Brianna looked between her brothers. She didn’t want her family to feel sorry for her. They were thinking that she’d married some boorish oaf who’d wed her only because Christopher had beat him to a pulp. To show disappointment in Michael’s absence would be a further criticism to him. Instead, she smiled her thanks. “I’ll send for everything when I’m settled. Are you in London?”
“We’ve moved most of our operations north to Carlisle—” Ryan’s gaze suddenly went to a point over her shoulder. Brianna’s heart began to pound. “He’s here, Brea,” Ryan said, and she turned in her chair.
Michael stood in the doorway.
Tall and dark, in that silent dangerous way that gave people cause to notice him, he was handing his coat to the host before his gaze found hers. The clouds shifted and sunlight spilled into the room from the window behind him. It was all so perfectly melodramatic and timely that Brianna knew a sudden lightness of being.

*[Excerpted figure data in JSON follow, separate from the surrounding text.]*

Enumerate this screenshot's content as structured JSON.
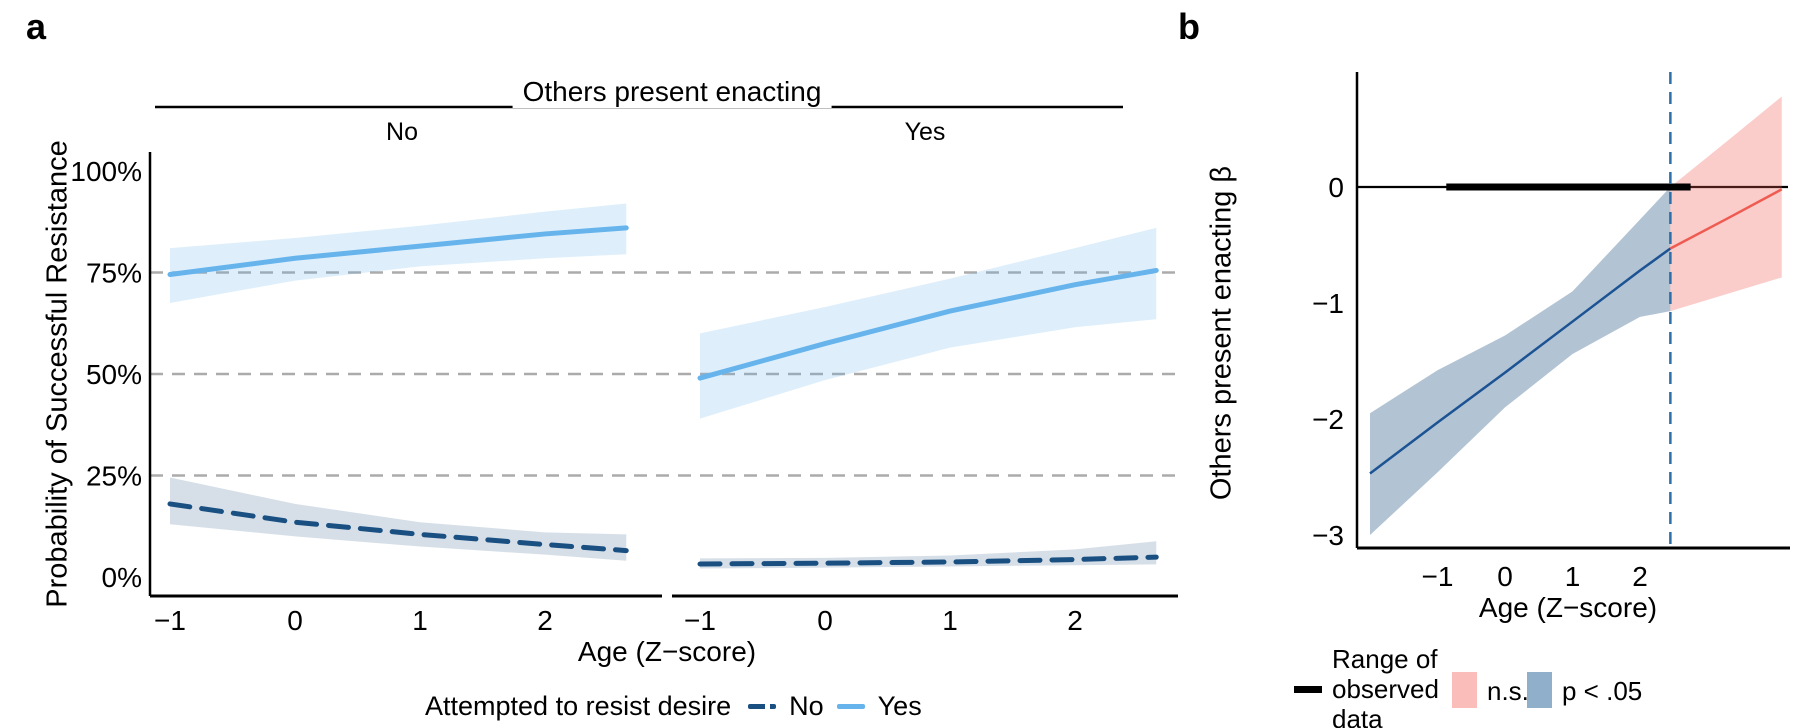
{
  "panels": {
    "a": {
      "label": "a"
    },
    "b": {
      "label": "b"
    }
  },
  "colors": {
    "resist_yes_line": "#67B4EC",
    "resist_no_line": "#1A4F82",
    "band_alpha_yes": 0.22,
    "band_alpha_no": 0.18,
    "gridline": "#ABABAB",
    "axis": "#000000",
    "sig_line": "#1B5393",
    "sig_band": "#35618E",
    "sig_band_alpha": 0.38,
    "ns_line": "#EF5B51",
    "ns_band": "#EF5B51",
    "ns_band_alpha": 0.3,
    "vline": "#2D6FA8",
    "observed_line": "#000000",
    "legend_ns_swatch": "#FBBDB9",
    "legend_sig_swatch": "#8FAFCB"
  },
  "chart_data": [
    {
      "type": "line",
      "title": "Others present enacting",
      "facets": [
        "No",
        "Yes"
      ],
      "xlabel": "Age (Z−score)",
      "ylabel": "Probability of Successful Resistance",
      "x": [
        -1,
        0,
        1,
        2,
        2.65
      ],
      "xlim": [
        -1.2,
        2.85
      ],
      "ylim": [
        0,
        100
      ],
      "x_ticks": [
        {
          "v": -1,
          "label": "−1"
        },
        {
          "v": 0,
          "label": "0"
        },
        {
          "v": 1,
          "label": "1"
        },
        {
          "v": 2,
          "label": "2"
        }
      ],
      "y_ticks": [
        {
          "v": 100,
          "label": "100%"
        },
        {
          "v": 75,
          "label": "75%"
        },
        {
          "v": 50,
          "label": "50%"
        },
        {
          "v": 25,
          "label": "25%"
        },
        {
          "v": 0,
          "label": "0%"
        }
      ],
      "gridlines_y": [
        25,
        50,
        75
      ],
      "legend_title": "Attempted to resist desire",
      "legend_items": [
        "No",
        "Yes"
      ],
      "series": [
        {
          "facet": "No",
          "name": "Yes",
          "style": "solid",
          "y": [
            74.5,
            78.5,
            81.5,
            84.5,
            86
          ],
          "upper": [
            81,
            83.5,
            86.5,
            90,
            92
          ],
          "lower": [
            67.5,
            73,
            76.5,
            78.5,
            79.5
          ]
        },
        {
          "facet": "No",
          "name": "No",
          "style": "dashed",
          "y": [
            18,
            13.5,
            10.5,
            8,
            6.5
          ],
          "upper": [
            24.5,
            18,
            13.5,
            11,
            10.5
          ],
          "lower": [
            13,
            10,
            7.5,
            5.5,
            4
          ]
        },
        {
          "facet": "Yes",
          "name": "Yes",
          "style": "solid",
          "y": [
            49,
            57.5,
            65.5,
            72,
            75.5
          ],
          "upper": [
            60,
            66.5,
            73.5,
            81,
            86
          ],
          "lower": [
            39,
            48.5,
            56.5,
            61.5,
            63.5
          ]
        },
        {
          "facet": "Yes",
          "name": "No",
          "style": "dashed",
          "y": [
            3.2,
            3.4,
            3.7,
            4.3,
            4.9
          ],
          "upper": [
            4.6,
            4.7,
            5.3,
            6.8,
            8.8
          ],
          "lower": [
            2.1,
            2.3,
            2.6,
            2.9,
            3.1
          ]
        }
      ]
    },
    {
      "type": "line",
      "xlabel": "Age (Z−score)",
      "ylabel": "Others present enacting β",
      "xlim": [
        -2.2,
        4.2
      ],
      "ylim": [
        -3.1,
        1.0
      ],
      "x_ticks": [
        {
          "v": -1,
          "label": "−1"
        },
        {
          "v": 0,
          "label": "0"
        },
        {
          "v": 1,
          "label": "1"
        },
        {
          "v": 2,
          "label": "2"
        }
      ],
      "y_ticks": [
        {
          "v": 0,
          "label": "0"
        },
        {
          "v": -1,
          "label": "−1"
        },
        {
          "v": -2,
          "label": "−2"
        },
        {
          "v": -3,
          "label": "−3"
        }
      ],
      "zero_line": 0,
      "observed_range": [
        -0.87,
        2.75
      ],
      "vline_x": 2.45,
      "segments": [
        {
          "name": "p < .05",
          "x": [
            -2,
            -1,
            0,
            1,
            2,
            2.45
          ],
          "y": [
            -2.47,
            -2.03,
            -1.6,
            -1.16,
            -0.72,
            -0.53
          ],
          "upper": [
            -1.95,
            -1.58,
            -1.28,
            -0.9,
            -0.28,
            0
          ],
          "lower": [
            -3.0,
            -2.46,
            -1.9,
            -1.44,
            -1.12,
            -1.07
          ]
        },
        {
          "name": "n.s.",
          "x": [
            2.45,
            3.3,
            4.1
          ],
          "y": [
            -0.53,
            -0.27,
            -0.02
          ],
          "upper": [
            0,
            0.4,
            0.78
          ],
          "lower": [
            -1.07,
            -0.92,
            -0.78
          ]
        }
      ],
      "legend_items": [
        {
          "label": "Range of observed data",
          "swatch": "line"
        },
        {
          "label": "n.s.",
          "swatch": "ns"
        },
        {
          "label": "p < .05",
          "swatch": "sig"
        }
      ]
    }
  ]
}
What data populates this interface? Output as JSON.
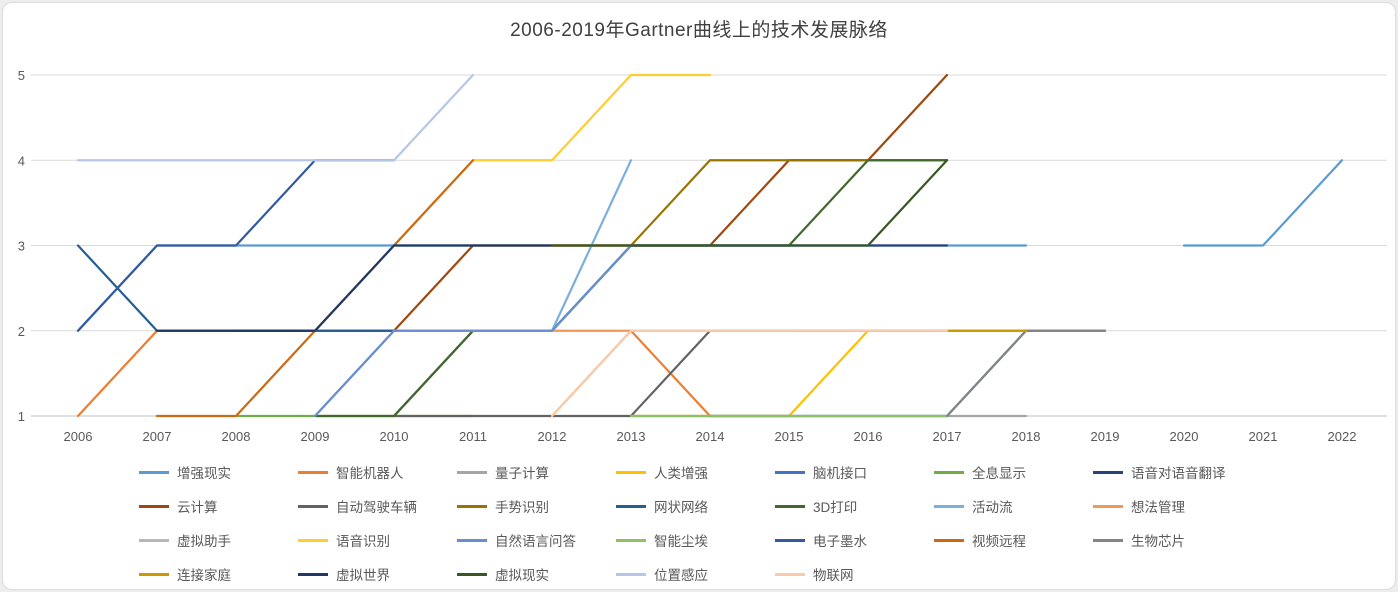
{
  "colors": {
    "grid": "#D9D9D9",
    "axis_line": "#BFBFBF",
    "axis_text": "#595959",
    "title_text": "#404040",
    "card_bg": "#FFFFFF"
  },
  "chart_data": {
    "type": "line",
    "title": "2006-2019年Gartner曲线上的技术发展脉络",
    "xlabel": "",
    "ylabel": "",
    "x": [
      2006,
      2007,
      2008,
      2009,
      2010,
      2011,
      2012,
      2013,
      2014,
      2015,
      2016,
      2017,
      2018,
      2019,
      2020,
      2021,
      2022
    ],
    "yticks": [
      1,
      2,
      3,
      4,
      5
    ],
    "ylim": [
      1,
      5
    ],
    "grid": true,
    "legend_position": "bottom",
    "legend_row_sizes": [
      7,
      7,
      7,
      5
    ],
    "series": [
      {
        "name": "增强现实",
        "color": "#5B9BD5",
        "values": [
          2,
          3,
          3,
          3,
          3,
          3,
          3,
          3,
          3,
          3,
          3,
          3,
          3,
          null,
          3,
          3,
          4
        ]
      },
      {
        "name": "智能机器人",
        "color": "#ED7D31",
        "values": [
          1,
          2,
          null,
          null,
          null,
          null,
          1,
          2,
          1,
          1,
          null,
          null,
          null,
          null,
          null,
          null,
          null
        ]
      },
      {
        "name": "量子计算",
        "color": "#A5A5A5",
        "values": [
          null,
          null,
          null,
          null,
          null,
          null,
          null,
          1,
          1,
          1,
          1,
          1,
          1,
          null,
          null,
          null,
          null
        ]
      },
      {
        "name": "人类增强",
        "color": "#FFC000",
        "values": [
          null,
          null,
          null,
          null,
          null,
          null,
          null,
          1,
          1,
          1,
          2,
          2,
          2,
          null,
          null,
          null,
          null
        ]
      },
      {
        "name": "脑机接口",
        "color": "#4472C4",
        "values": [
          null,
          null,
          null,
          null,
          null,
          null,
          null,
          null,
          1,
          1,
          1,
          1,
          2,
          null,
          null,
          null,
          null
        ]
      },
      {
        "name": "全息显示",
        "color": "#70AD47",
        "values": [
          null,
          null,
          1,
          1,
          1,
          1,
          null,
          null,
          null,
          null,
          null,
          null,
          null,
          null,
          null,
          null,
          null
        ]
      },
      {
        "name": "语音对语音翻译",
        "color": "#264478",
        "values": [
          null,
          null,
          null,
          null,
          1,
          2,
          2,
          3,
          3,
          3,
          3,
          3,
          null,
          null,
          null,
          null,
          null
        ]
      },
      {
        "name": "云计算",
        "color": "#9E480E",
        "values": [
          null,
          null,
          2,
          2,
          2,
          3,
          3,
          3,
          3,
          4,
          4,
          5,
          null,
          null,
          null,
          null,
          null
        ]
      },
      {
        "name": "自动驾驶车辆",
        "color": "#636363",
        "values": [
          null,
          null,
          null,
          null,
          1,
          1,
          1,
          1,
          2,
          2,
          2,
          2,
          2,
          2,
          null,
          null,
          null
        ]
      },
      {
        "name": "手势识别",
        "color": "#997300",
        "values": [
          null,
          null,
          null,
          null,
          null,
          null,
          3,
          3,
          4,
          4,
          4,
          4,
          null,
          null,
          null,
          null,
          null
        ]
      },
      {
        "name": "网状网络",
        "color": "#255E91",
        "values": [
          3,
          2,
          2,
          2,
          2,
          null,
          null,
          null,
          null,
          null,
          null,
          null,
          null,
          null,
          null,
          null,
          null
        ]
      },
      {
        "name": "3D打印",
        "color": "#43682B",
        "values": [
          null,
          null,
          null,
          1,
          1,
          2,
          2,
          3,
          3,
          3,
          4,
          4,
          null,
          null,
          null,
          null,
          null
        ]
      },
      {
        "name": "活动流",
        "color": "#7CAFDD",
        "values": [
          null,
          null,
          null,
          1,
          2,
          2,
          2,
          4,
          null,
          null,
          null,
          null,
          null,
          null,
          null,
          null,
          null
        ]
      },
      {
        "name": "想法管理",
        "color": "#F1975A",
        "values": [
          null,
          null,
          null,
          null,
          2,
          2,
          2,
          2,
          2,
          2,
          null,
          null,
          null,
          null,
          null,
          null,
          null
        ]
      },
      {
        "name": "虚拟助手",
        "color": "#B7B7B7",
        "values": [
          null,
          null,
          null,
          null,
          null,
          null,
          null,
          null,
          null,
          2,
          2,
          2,
          2,
          null,
          null,
          null,
          null
        ]
      },
      {
        "name": "语音识别",
        "color": "#FFCD33",
        "values": [
          null,
          null,
          null,
          null,
          3,
          4,
          4,
          5,
          5,
          null,
          null,
          null,
          null,
          null,
          null,
          null,
          null
        ]
      },
      {
        "name": "自然语言问答",
        "color": "#698ED0",
        "values": [
          null,
          null,
          null,
          1,
          2,
          2,
          2,
          3,
          3,
          3,
          null,
          null,
          null,
          null,
          null,
          null,
          null
        ]
      },
      {
        "name": "智能尘埃",
        "color": "#8CC168",
        "values": [
          null,
          null,
          null,
          null,
          null,
          null,
          null,
          1,
          1,
          1,
          1,
          1,
          null,
          null,
          null,
          null,
          null
        ]
      },
      {
        "name": "电子墨水",
        "color": "#335AA1",
        "values": [
          2,
          3,
          3,
          4,
          4,
          null,
          null,
          null,
          null,
          null,
          null,
          null,
          null,
          null,
          null,
          null,
          null
        ]
      },
      {
        "name": "视频远程",
        "color": "#CB6A15",
        "values": [
          null,
          1,
          1,
          2,
          3,
          4,
          null,
          null,
          null,
          null,
          null,
          null,
          null,
          null,
          null,
          null,
          null
        ]
      },
      {
        "name": "生物芯片",
        "color": "#848484",
        "values": [
          null,
          null,
          null,
          null,
          null,
          null,
          null,
          null,
          null,
          null,
          null,
          1,
          2,
          2,
          null,
          null,
          null
        ]
      },
      {
        "name": "连接家庭",
        "color": "#CC9A00",
        "values": [
          null,
          null,
          null,
          null,
          null,
          null,
          null,
          null,
          null,
          2,
          2,
          2,
          2,
          null,
          null,
          null,
          null
        ]
      },
      {
        "name": "虚拟世界",
        "color": "#1F3864",
        "values": [
          null,
          2,
          2,
          2,
          3,
          3,
          3,
          null,
          null,
          null,
          null,
          null,
          null,
          null,
          null,
          null,
          null
        ]
      },
      {
        "name": "虚拟现实",
        "color": "#385723",
        "values": [
          null,
          null,
          null,
          null,
          null,
          null,
          3,
          3,
          3,
          3,
          3,
          4,
          null,
          null,
          null,
          null,
          null
        ]
      },
      {
        "name": "位置感应",
        "color": "#B4C7E7",
        "values": [
          4,
          4,
          4,
          4,
          4,
          5,
          null,
          null,
          null,
          null,
          null,
          null,
          null,
          null,
          null,
          null,
          null
        ]
      },
      {
        "name": "物联网",
        "color": "#F8CBAD",
        "values": [
          null,
          null,
          null,
          null,
          null,
          null,
          1,
          2,
          2,
          2,
          2,
          2,
          null,
          null,
          null,
          null,
          null
        ]
      }
    ]
  }
}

“I apologize for my tardiness,” he said to everyone, but most specifically to her. “But I had a mare to dispatch to Aldbury.” Then introductions were made and Michael shook hands with Ryan and Johnny.
Fit to his clothes, Michael looked every inch a peer. And if Brianna had been worried that her husband couldn’t take care of himself with her family, he quickly proved himself charming and self-assured, his arm resting across the back of her chair, one ankle on his knee as he casually conversed as if he weren’t two hours late.